From the Structured Clinical Interview for DSM-IV.

SD, standard deviation.

Blood draw and lymphocyte isolation

After informed consent, participants had their blood drawn from antecubital veins according to the standard phlebotomy technique. Approximately 20 mL of blood was drawn from each participant into two 10 mL acid–citrate–dextroxse tubes. Lymphocytes were isolated within 24 h through BD Vacutainer® CPT™ Mononuclear Cell Preparation Tubes with sodium heparin (BD Biosciences), which uses an inert gel of a molecular weight less than that of erythrocytes and granulocytes, but greater than that of mononuclear blood cells to separate these layers. After 25 min of centrifugation at 1.5 relative centrifugal force (RCF), the lymphocyte layer has a distinct cloudy appearance within the mononuclear cell layer and can be siphoned out through transfer pipette. Lymphocytes were then washed with Dulbecco's phosphate-buffered saline (DPBS) and centrifuged again for 25 min at 1.5 RCF, creating a pellet. Thirty-eight of the samples were resuspended in RIPA buffer (Catalog No. R0278-50ML) before a protocol change, in accordance with enzyme-linked immunosorbent assay (ELISA) guidelines. The remaining 42 of the samples were resuspended in 3 mL DPBS to avoid interactions with sodium dodecyl sulfide, a reagent in RIPA, and horseradish peroxidase used in the ELISA.[31] All samples were preserved with 30 μL Phosphatase Inhibitor Cocktail 3 (Sigma Aldrich Catalog No. P0044), 30 μL Phosphatase Inhibitor Cocktail 2 (Sigma Aldrich Catalog No. P5726), and 30 μL Protease Inhibitor Cocktail (Sigma Aldrich Catalog No. P8340). The resulting suspension was then divided into three equal aliquots and frozen at −80°C until CB1 protein quantification.

Quantification preparation

Samples were thawed on ice the day of the CB1 and total protein quantification assays. To facilitate sonication, 400 μL samples were combined with 100 μL sonication buffer (2% Protease Inhibitor Cocktail, 0.5% Phosphatase Inhibitor Cocktail 2, 0.5% Phosphatase Inhibitor Cocktail 3, 10% glycerol, and 87% sonication solution), and sonicated in two short bursts. To minimize freeze/thaw cycles and prevent protein shearing, all samples' CB1 and total protein assays were assayed on the same day.

Protein concentration

Total protein concentration was quantified through Pierce BCA Protein assay kit (Thermo Fisher Scientific Catalog No. 23225).[32] Optical density was measured at 562 nm with a BioTek Absorbance Reader (model ELX800).

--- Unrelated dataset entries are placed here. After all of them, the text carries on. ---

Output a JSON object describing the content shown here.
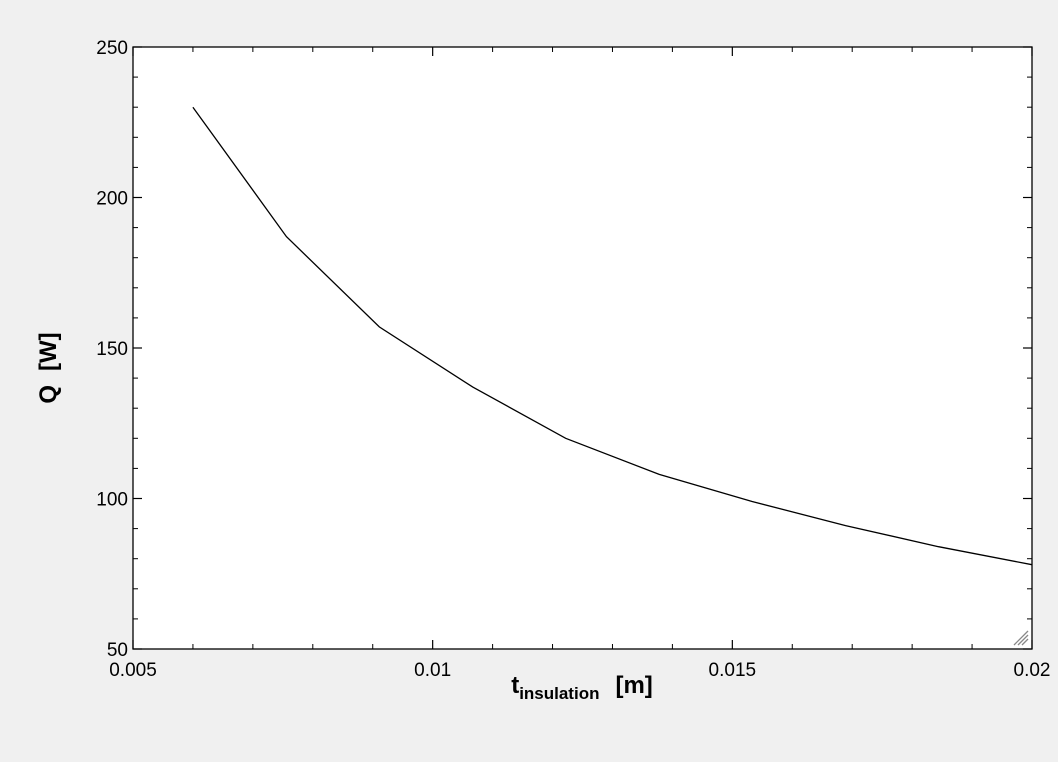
{
  "chart_data": {
    "type": "line",
    "title": "",
    "xlabel": {
      "main": "t",
      "subscript": "insulation",
      "unit": "[m]"
    },
    "ylabel": {
      "main": "Q",
      "unit": "[W]"
    },
    "xlim": [
      0.005,
      0.02
    ],
    "ylim": [
      50,
      250
    ],
    "x_ticks": [
      0.005,
      0.01,
      0.015,
      0.02
    ],
    "x_tick_labels": [
      "0.005",
      "0.01",
      "0.015",
      "0.02"
    ],
    "y_ticks": [
      50,
      100,
      150,
      200,
      250
    ],
    "y_tick_labels": [
      "50",
      "100",
      "150",
      "200",
      "250"
    ],
    "grid": false,
    "series": [
      {
        "x": [
          0.006,
          0.00756,
          0.00911,
          0.01067,
          0.01222,
          0.01378,
          0.01533,
          0.01689,
          0.01844,
          0.02
        ],
        "y": [
          230,
          187,
          157,
          137,
          120,
          108,
          99,
          91,
          84,
          78
        ],
        "color": "#000000"
      }
    ]
  }
}
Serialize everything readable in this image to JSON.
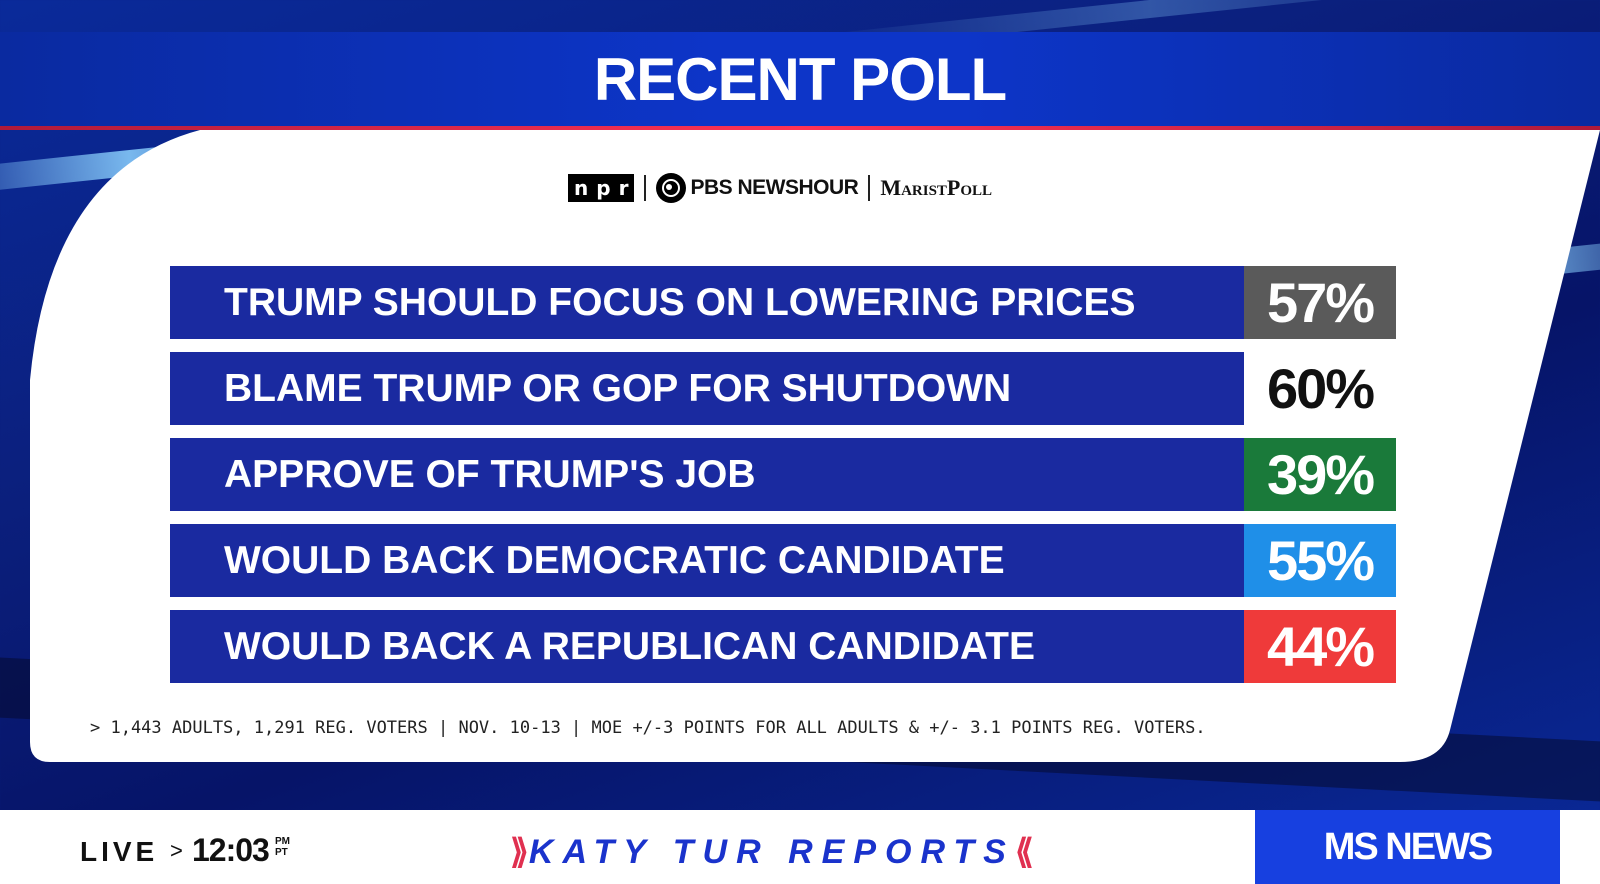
{
  "title": "RECENT POLL",
  "sponsors": {
    "npr_letters": [
      "n",
      "p",
      "r"
    ],
    "pbs": "PBS NEWSHOUR",
    "marist": "MaristPoll"
  },
  "rows": [
    {
      "label": "TRUMP SHOULD FOCUS ON LOWERING PRICES",
      "value": "57%",
      "color": "#5a5a5a",
      "text_color": "#ffffff"
    },
    {
      "label": "BLAME TRUMP OR GOP FOR SHUTDOWN",
      "value": "60%",
      "color": "#ffffff",
      "text_color": "#111111"
    },
    {
      "label": "APPROVE OF TRUMP'S JOB",
      "value": "39%",
      "color": "#1a7a3a",
      "text_color": "#ffffff"
    },
    {
      "label": "WOULD BACK DEMOCRATIC CANDIDATE",
      "value": "55%",
      "color": "#1f8fe8",
      "text_color": "#ffffff"
    },
    {
      "label": "WOULD BACK A REPUBLICAN CANDIDATE",
      "value": "44%",
      "color": "#ef3a3a",
      "text_color": "#ffffff"
    }
  ],
  "footnote": "> 1,443 ADULTS, 1,291 REG. VOTERS | NOV. 10-13 | MOE +/-3 POINTS FOR ALL ADULTS & +/- 3.1 POINTS REG. VOTERS.",
  "ticker": {
    "live": "LIVE",
    "arrow": ">",
    "time": "12:03",
    "ampm_top": "PM",
    "ampm_bottom": "PT",
    "show_left": "⟫",
    "show": "KATY TUR REPORTS",
    "show_right": "⟪",
    "brand": "MS NEWS"
  },
  "colors": {
    "bar_blue": "#1a2aa0",
    "show_blue": "#1a33cc",
    "brand_blue": "#1740e0",
    "accent_red": "#e03050"
  }
}
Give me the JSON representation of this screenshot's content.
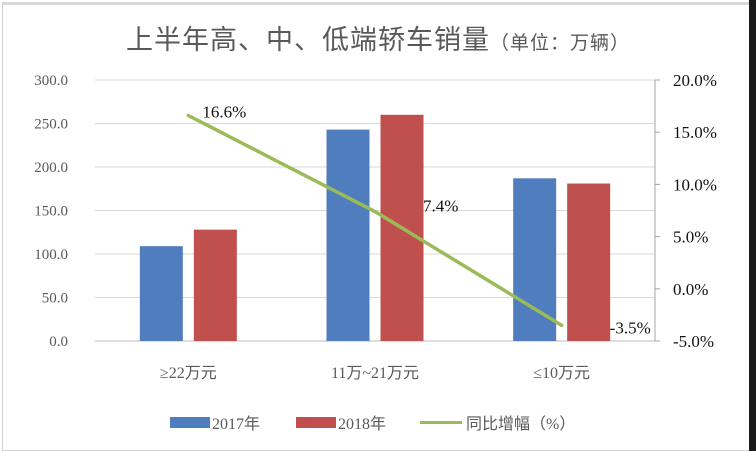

CB1 receptors were quantified through the Human CNR1 ELISA Kit (My BioSource Catalog No: MBS2503052), which has demonstrated consistent high antibody specificity for CB1 during tests for protein cross-reactivity, particularly with analogues of CB1 as reported by the data sheet from MyBioSource found here.[31] All samples were diluted 1:60 in DPBS, so that the final CB1 concentration would fall within the detectable range determined by the standard curve. CB1 quantification then occurred according to the kit protocol. Samples were run in duplicate and all reagents were prepared immediately before use. Optical density was determined by absorbance at 450 nm.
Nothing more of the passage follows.